Pour la pâte, mélanger 600 gr de farine de blé (type 45), 150 gr de beurre (mou, vu les températures qu'il fait au bord du Río de la Plata en ce moment !), 180 gr de sucre en poudre, 6 oeufs, 1 cuillère à café d'eau de fleur d'oranger et le zeste râpé de 2 citrons (non traités). Ajouter la poolish poussée et pétrisser puis laisser pousser la pâte au moins une demi-heure, à l'abri de la poussière et dans une pièce chaude (il faut une température d'au moins 22° et c'est vraiment un minimum minimorum).

Après la première pousse, rabattez la pâte et pétrissez-la à nouveau puis mêlez-y 40 grammes de fruits confits (Clarín vous conseille de les hâcher, mais d'autres recettes vous diront de les intégrer entiers en les ayant farinés au préalable pour les empêcher de tomber au fond du moule au moment de la cuisson), 80 gr de fruits secs (hâchés à nouveau pour Clarín, entiers pour d'autres pâtissiers) (3) et 30 gr de cerises confites égouttées et macérées préalablement dans du marasquin (une liqueur italienne, ça ne vous aura pas échappé).

Une telle quantité vous permettra de faire deux pains de 500 gr chacun environ.

Remettre la pâte à lever, au chaud et à couvert. Rabattez-la une seconde fois et mettez-la dans un moule que vous aurez chemisé de papier cuisson qui vous évitera de le beurrer lourdement (le moule à Pan dulce est traditionnellement rond, haut et droit). La pâte doit remplir la moitié de la contenance du moule. Laisser monter une troisième fois jusqu'à ce que la pâte atteigne presque le bord du moule (mais laissez-vous de la marge, sinon la montée va se poursuivre dans le four et votre Pan dulce va s'effondrer sur les bords).

Préchauffez votre four entre 180 et 200° (comme pour une brioche, du pain ou une pizza).

Sur le dessus des pains, dessinez délicatement une croix au couteau ou au rasoir. Ces entailles vont guider la montée de la pâte au début de la cuisson et éviter au dessus du gâteau de se déchirer d'une manière peu élégante.

Faites cuire pendant 50 minutes (un peu moins pour un four à chaleur tournante).

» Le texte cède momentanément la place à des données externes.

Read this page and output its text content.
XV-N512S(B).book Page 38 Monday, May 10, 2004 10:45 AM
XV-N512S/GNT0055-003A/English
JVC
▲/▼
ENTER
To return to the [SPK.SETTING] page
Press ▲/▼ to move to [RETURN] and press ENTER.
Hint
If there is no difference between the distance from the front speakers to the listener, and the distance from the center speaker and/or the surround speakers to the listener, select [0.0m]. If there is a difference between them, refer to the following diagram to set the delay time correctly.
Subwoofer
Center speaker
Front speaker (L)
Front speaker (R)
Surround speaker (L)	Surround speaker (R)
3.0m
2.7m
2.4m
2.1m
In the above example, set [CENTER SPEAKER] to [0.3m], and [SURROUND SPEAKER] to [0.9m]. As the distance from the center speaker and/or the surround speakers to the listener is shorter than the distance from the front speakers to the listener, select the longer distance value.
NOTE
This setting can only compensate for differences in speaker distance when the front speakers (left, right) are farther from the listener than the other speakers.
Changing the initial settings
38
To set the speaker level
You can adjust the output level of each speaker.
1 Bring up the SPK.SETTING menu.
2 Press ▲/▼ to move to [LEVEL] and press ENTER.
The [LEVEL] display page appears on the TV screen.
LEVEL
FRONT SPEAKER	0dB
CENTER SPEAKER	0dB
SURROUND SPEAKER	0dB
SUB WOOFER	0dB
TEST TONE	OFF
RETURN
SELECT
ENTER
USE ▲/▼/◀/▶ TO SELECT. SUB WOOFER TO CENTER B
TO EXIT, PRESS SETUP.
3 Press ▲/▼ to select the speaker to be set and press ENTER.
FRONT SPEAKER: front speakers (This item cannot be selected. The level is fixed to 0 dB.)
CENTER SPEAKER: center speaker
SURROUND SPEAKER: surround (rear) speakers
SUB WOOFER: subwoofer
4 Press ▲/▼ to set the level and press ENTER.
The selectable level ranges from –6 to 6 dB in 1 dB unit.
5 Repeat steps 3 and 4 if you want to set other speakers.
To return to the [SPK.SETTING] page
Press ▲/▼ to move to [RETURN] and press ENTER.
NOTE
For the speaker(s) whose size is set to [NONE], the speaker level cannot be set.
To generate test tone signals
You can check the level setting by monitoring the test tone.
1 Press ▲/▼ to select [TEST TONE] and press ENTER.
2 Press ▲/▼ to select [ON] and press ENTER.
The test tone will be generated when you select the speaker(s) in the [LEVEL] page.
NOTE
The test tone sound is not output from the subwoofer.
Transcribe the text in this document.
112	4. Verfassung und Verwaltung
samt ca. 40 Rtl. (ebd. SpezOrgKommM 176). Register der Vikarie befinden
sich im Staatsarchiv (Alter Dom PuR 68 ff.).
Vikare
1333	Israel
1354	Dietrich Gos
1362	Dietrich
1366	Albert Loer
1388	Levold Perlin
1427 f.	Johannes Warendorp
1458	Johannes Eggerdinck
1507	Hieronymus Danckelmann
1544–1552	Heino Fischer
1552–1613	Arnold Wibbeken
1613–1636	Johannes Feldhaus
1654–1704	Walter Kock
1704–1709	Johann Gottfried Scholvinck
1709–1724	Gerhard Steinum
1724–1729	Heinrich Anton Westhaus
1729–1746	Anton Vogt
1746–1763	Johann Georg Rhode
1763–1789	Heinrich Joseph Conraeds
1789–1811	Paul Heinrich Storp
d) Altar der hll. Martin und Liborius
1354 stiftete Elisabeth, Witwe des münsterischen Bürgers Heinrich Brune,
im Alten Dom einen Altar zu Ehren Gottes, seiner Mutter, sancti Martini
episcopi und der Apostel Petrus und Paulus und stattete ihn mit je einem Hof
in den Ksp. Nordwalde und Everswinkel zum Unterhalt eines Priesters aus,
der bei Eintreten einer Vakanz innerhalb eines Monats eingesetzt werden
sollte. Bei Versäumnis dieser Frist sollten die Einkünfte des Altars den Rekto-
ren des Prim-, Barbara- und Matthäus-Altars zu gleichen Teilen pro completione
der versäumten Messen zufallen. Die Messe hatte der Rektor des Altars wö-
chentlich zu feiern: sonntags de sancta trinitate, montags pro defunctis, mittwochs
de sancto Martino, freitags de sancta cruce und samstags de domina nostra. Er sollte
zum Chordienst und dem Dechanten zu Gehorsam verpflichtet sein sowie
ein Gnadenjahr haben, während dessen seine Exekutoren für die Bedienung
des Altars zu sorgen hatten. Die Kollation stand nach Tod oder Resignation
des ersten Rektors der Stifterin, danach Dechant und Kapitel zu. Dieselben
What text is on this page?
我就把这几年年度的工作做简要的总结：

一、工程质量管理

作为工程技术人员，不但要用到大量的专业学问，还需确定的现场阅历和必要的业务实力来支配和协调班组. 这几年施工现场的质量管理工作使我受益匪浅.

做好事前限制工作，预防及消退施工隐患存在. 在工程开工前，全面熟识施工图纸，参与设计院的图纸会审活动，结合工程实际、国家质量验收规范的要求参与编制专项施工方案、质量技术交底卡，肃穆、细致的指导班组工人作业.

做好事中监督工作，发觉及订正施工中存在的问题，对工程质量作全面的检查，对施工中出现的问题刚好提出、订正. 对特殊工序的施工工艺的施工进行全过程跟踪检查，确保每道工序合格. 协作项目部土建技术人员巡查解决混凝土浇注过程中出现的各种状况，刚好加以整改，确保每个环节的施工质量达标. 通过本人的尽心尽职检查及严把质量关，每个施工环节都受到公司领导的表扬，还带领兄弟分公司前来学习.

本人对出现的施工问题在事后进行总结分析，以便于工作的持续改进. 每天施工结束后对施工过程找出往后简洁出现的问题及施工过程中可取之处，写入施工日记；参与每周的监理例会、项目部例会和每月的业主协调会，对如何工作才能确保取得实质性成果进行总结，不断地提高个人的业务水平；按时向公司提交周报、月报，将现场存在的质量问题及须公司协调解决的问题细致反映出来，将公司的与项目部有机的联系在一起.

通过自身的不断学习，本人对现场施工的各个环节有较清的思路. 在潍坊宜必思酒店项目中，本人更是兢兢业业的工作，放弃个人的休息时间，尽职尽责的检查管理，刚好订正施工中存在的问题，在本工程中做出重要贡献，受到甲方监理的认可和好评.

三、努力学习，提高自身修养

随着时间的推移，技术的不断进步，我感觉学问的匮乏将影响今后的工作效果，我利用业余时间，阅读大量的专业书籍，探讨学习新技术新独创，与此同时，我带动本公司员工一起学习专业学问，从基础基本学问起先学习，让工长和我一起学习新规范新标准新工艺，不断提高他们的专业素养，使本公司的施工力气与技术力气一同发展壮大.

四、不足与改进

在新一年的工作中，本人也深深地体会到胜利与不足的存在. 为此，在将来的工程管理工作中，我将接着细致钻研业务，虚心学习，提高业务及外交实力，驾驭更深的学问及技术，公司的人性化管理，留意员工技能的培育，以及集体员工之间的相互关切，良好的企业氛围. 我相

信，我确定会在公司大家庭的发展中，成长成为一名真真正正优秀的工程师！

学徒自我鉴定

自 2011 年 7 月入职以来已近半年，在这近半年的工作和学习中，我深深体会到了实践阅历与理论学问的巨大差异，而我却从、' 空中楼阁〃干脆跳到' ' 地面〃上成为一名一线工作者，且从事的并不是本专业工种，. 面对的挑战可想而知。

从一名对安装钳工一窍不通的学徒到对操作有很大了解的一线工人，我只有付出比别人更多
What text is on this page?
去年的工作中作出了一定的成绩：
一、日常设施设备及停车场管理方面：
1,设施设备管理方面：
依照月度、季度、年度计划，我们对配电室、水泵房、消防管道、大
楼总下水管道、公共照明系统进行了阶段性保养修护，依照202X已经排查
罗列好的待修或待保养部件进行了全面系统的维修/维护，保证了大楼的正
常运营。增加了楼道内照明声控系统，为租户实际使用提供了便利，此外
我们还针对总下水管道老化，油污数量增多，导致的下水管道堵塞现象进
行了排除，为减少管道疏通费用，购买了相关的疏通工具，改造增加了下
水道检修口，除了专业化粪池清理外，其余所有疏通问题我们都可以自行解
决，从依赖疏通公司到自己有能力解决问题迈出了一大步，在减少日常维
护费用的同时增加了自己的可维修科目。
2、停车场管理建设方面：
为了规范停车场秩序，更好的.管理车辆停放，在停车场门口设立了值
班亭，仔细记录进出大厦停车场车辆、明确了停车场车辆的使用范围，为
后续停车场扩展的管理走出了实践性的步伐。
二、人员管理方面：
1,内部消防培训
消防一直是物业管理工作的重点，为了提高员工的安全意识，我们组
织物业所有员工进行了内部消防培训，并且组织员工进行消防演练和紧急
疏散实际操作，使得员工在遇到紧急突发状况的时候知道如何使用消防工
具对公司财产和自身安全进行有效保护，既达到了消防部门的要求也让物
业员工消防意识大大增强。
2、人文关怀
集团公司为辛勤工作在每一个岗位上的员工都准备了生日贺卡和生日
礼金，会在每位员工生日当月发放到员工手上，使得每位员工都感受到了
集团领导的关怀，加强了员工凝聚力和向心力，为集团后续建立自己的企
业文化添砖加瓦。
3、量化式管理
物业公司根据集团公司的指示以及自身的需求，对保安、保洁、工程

Pour décorer chaque pain, il est d'usage de passer sur le dessus un sirop de sucre glace et d'eau (ou de blanc d'oeuf) et d'éparpiller par dessus des amandes ou des cerises confites.

Se déguste froid.

Pour en savoir plus :
lire l'article de La Nación sur le turrón

(1) à ne pas confondre avec le touron fabriqué dans le sud-ouest de la France, à Bayonne notamment. C'est proche mais c'est différent malgré tout.
(2) Vous disposez d'une autre recette, rédigée autrement, dans Barrio de Tango, recueil bilingue de tangos argentins, éditions du Jasmin, mai 2010, page 178.
(3) Par fruits secs, il faut entendre raisins secs (de la couleur que vous préférez), amandes, noix, noisettes (recette initiale apportée par les immigrants italiens). Vous pouvez américaniser le pan dulce en y introduisant des noix spécifiques au Nouveau Monde : noix de cajou et du Brésil. En revanche, la noix de coco n'a pas trouvé sa place dans la recette, sauf si vous voulez à toute force jouer la fantaisie et l'originalité.